After a recent stay in a hotel that absolutely reeked of marijuana, what to do with this problem?
If you are considering booking travel or signing up for a new credit card, please click here. Both support LiveAndLetsFly.com.
If you haven’t followed us on Facebook or Instagram, add us today.
Smoking pot in hotel rooms is rampant
Checking into a hotel lately has been a greeting from a list of amenities they no longer offer (due to COVID, labor shortages, inflation – fill in the blank ) and a puff of smoked marijuana floating in the air. No matter where I check in across the country, the smell pervades most of the hotels I find, from five star to select service.
While I was in one of 19 states that allow the use of marijuana for recreational/medicinal purposes, this is not a hotel with smoking rooms. In fact, not only does Virginia not allow public consumption, sharing, or offering to others, but the state also does not allow smoking in hotels of any kind.
There is no doubt that this hotel not only had a non-smoking policy, but a $250 cleaning fee for smoking in the room. If this is a profitable service charge for hotels, they could have made more money on cleaning fees than on overnight room rates. This may be part of their business model, although I doubt many hotels collect this fee often.
Why it’s hard to talk about
Sometimes it’s clear where the smell of marijuana is coming from, and sometimes it’s less obvious. Hotel staff may have the right to knock on a door and ask if there is smoke in the room or even ask guests to leave, regardless of the answer they get. But hotels and motels don’t have the staff, especially at night, to free up the office and go door to door (even when it’s obvious.)
Law enforcement will not prioritize calls for guests suspected of in-room smoking, especially in states where marijuana is legal. If they do, guests don’t have to respond, and opening a hotel room without permission requires “reasonable and articulated suspicion that a crime is in progress.”
State laws that decriminalize marijuana make it more of a problem to smoke indoors than to possess the substance, even if it’s illegal to use it outside your own home, as it is. in Virginia.
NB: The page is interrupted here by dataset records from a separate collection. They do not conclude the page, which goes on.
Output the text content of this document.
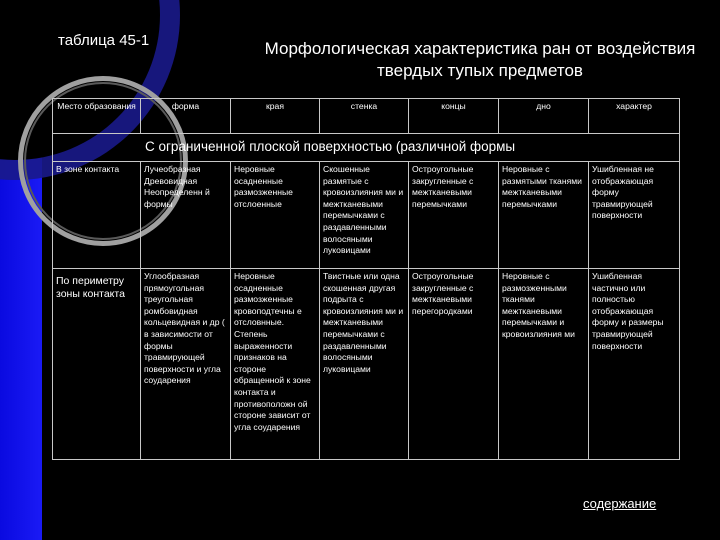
таблица 45-1	Морфологическая характеристика ран от воздействия твердых тупых предметов
Место образования	форма	края	стенка	концы	дно	характер
С ограниченной плоской поверхностью (различной формы						
В зоне контакта	Лучеобразная Древовидная Неопределенн й формы	Неровные осадненные размозженные отслоенные	Скошенные размятые с кровоизлияния ми и межтканевыми перемычками с раздавленными волосяными луковицами	Остроугольные закругленные с межтканевыми перемычками	Неровные с размятыми тканями межтканевыми перемычками	Ушибленная не отображающая форму травмирующей поверхности
По периметру зоны контакта	Углообразная прямоугольная треугольная ромбовидная кольцевидная и др ( в зависимости от формы травмирующей поверхности и угла соударения	Неровные осадненные размозженные кровоподтечны е отсловнные. Степень выраженности признаков на стороне обращенной к зоне контакта и противоположн ой стороне зависит от угла соударения	Твистные или одна скошенная другая подрыта с кровоизлияния ми и межтканевыми перемычками с раздавленными волосяными луковицами	Остроугольные закругленные с межтканевыми перегородками	Неровные с размозженными тканями межтканевыми перемычками и кровоизлияния ми	Ушибленная частично или полностью отображающая форму и размеры травмирующей поверхности
содержание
Hotels often charge $50 at check-in for incidentals on top of the cost of the stay, but that doesn’t mean there’s room on a debit or credit card to absorb the charge. Additionally, customers who dispute these charges essentially freeze the entire charge (and potentially the chamber’s revenue as well) until the charge can be upheld, which could be a bigger challenge to hold back.
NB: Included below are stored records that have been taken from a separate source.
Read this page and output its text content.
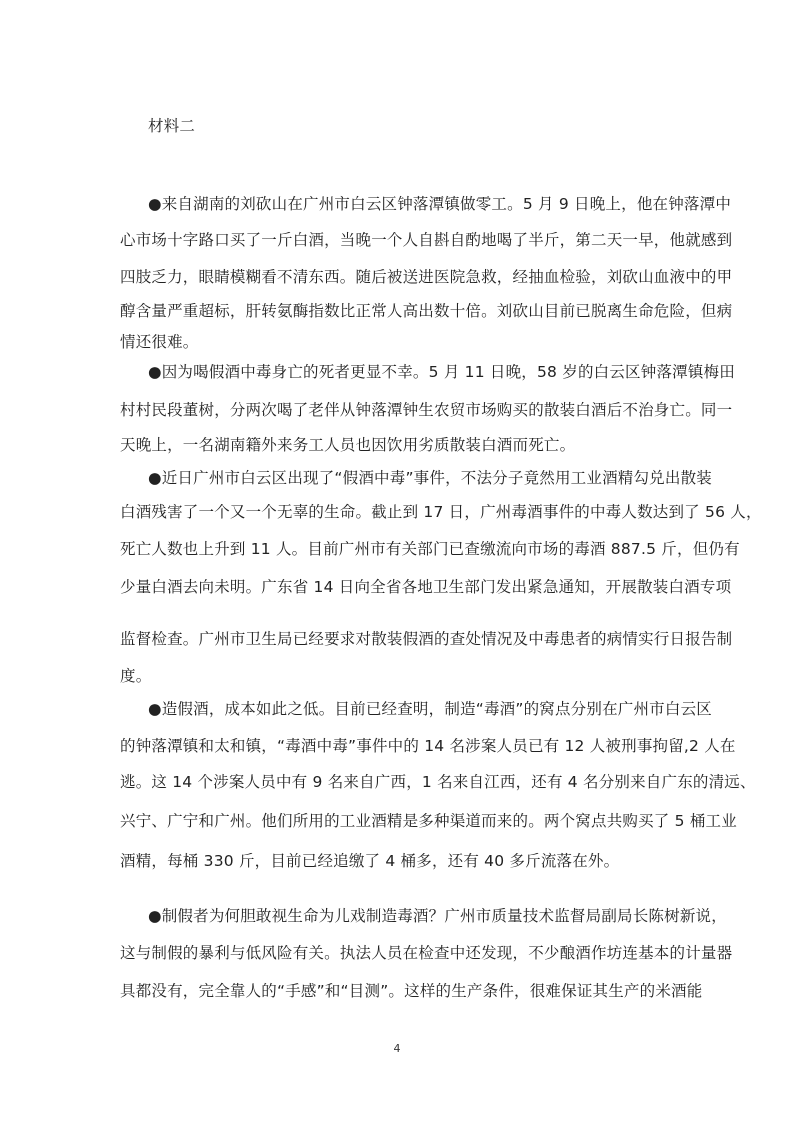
材料二
●来自湖南的刘砍山在广州市白云区钟落潭镇做零工。5 月 9 日晚上，他在钟落潭中
心市场十字路口买了一斤白酒，当晚一个人自斟自酌地喝了半斤，第二天一早，他就感到
四肢乏力，眼睛模糊看不清东西。随后被送进医院急救，经抽血检验，刘砍山血液中的甲
醇含量严重超标，肝转氨酶指数比正常人高出数十倍。刘砍山目前已脱离生命危险，但病
情还很难。
●因为喝假酒中毒身亡的死者更显不幸。5 月 11 日晚，58 岁的白云区钟落潭镇梅田
村村民段董树，分两次喝了老伴从钟落潭钟生农贸市场购买的散装白酒后不治身亡。同一
天晚上，一名湖南籍外来务工人员也因饮用劣质散装白酒而死亡。
●近日广州市白云区出现了“假酒中毒”事件，不法分子竟然用工业酒精勾兑出散装
白酒残害了一个又一个无辜的生命。截止到 17 日，广州毒酒事件的中毒人数达到了 56 人，
死亡人数也上升到 11 人。目前广州市有关部门已查缴流向市场的毒酒 887.5 斤，但仍有
少量白酒去向未明。广东省 14 日向全省各地卫生部门发出紧急通知，开展散装白酒专项
监督检查。广州市卫生局已经要求对散装假酒的查处情况及中毒患者的病情实行日报告制
度。
●造假酒，成本如此之低。目前已经查明，制造“毒酒”的窝点分别在广州市白云区
的钟落潭镇和太和镇，“毒酒中毒”事件中的 14 名涉案人员已有 12 人被刑事拘留,2 人在
逃。这 14 个涉案人员中有 9 名来自广西，1 名来自江西，还有 4 名分别来自广东的清远、
兴宁、广宁和广州。他们所用的工业酒精是多种渠道而来的。两个窝点共购买了 5 桶工业
酒精，每桶 330 斤，目前已经追缴了 4 桶多，还有 40 多斤流落在外。
●制假者为何胆敢视生命为儿戏制造毒酒？广州市质量技术监督局副局长陈树新说，
这与制假的暴利与低风险有关。执法人员在检查中还发现，不少酿酒作坊连基本的计量器
具都没有，完全靠人的“手感”和“目测”。这样的生产条件，很难保证其生产的米酒能
4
What can be done about this?
First, larger signs in the room stating that a cleaning fee applies might be enough to deter some. Collecting a larger registration deduction could also help. Enforcing state laws and hotel rules, whether with in-room staff calls or police visits, could also help.
Other than that, I don’t know what can be done.
Why is this a problem? They don’t smoke in my room, do they? Weed is pungent, whether you like to absorb it or not, it’s a very strong scent. Personally, I don’t mind if someone smokes weed, takes food or drinks – that’s none of my business. Until it suits me. When my clothes and luggage smell like I’m in the room with them, that’s my problem now. On a recent trip the smell was so strong I could smell it on my clothes the next morning and I didn’t want that. I didn’t want to go through airport security smelling like weed (or attracting the attention of a police dog). I would have been mortified to show up at a business meeting smelling like weed too. Why should I do it?
What do you think? Do you find that hotel rooms stink of weed as a common problem? What should be done about this?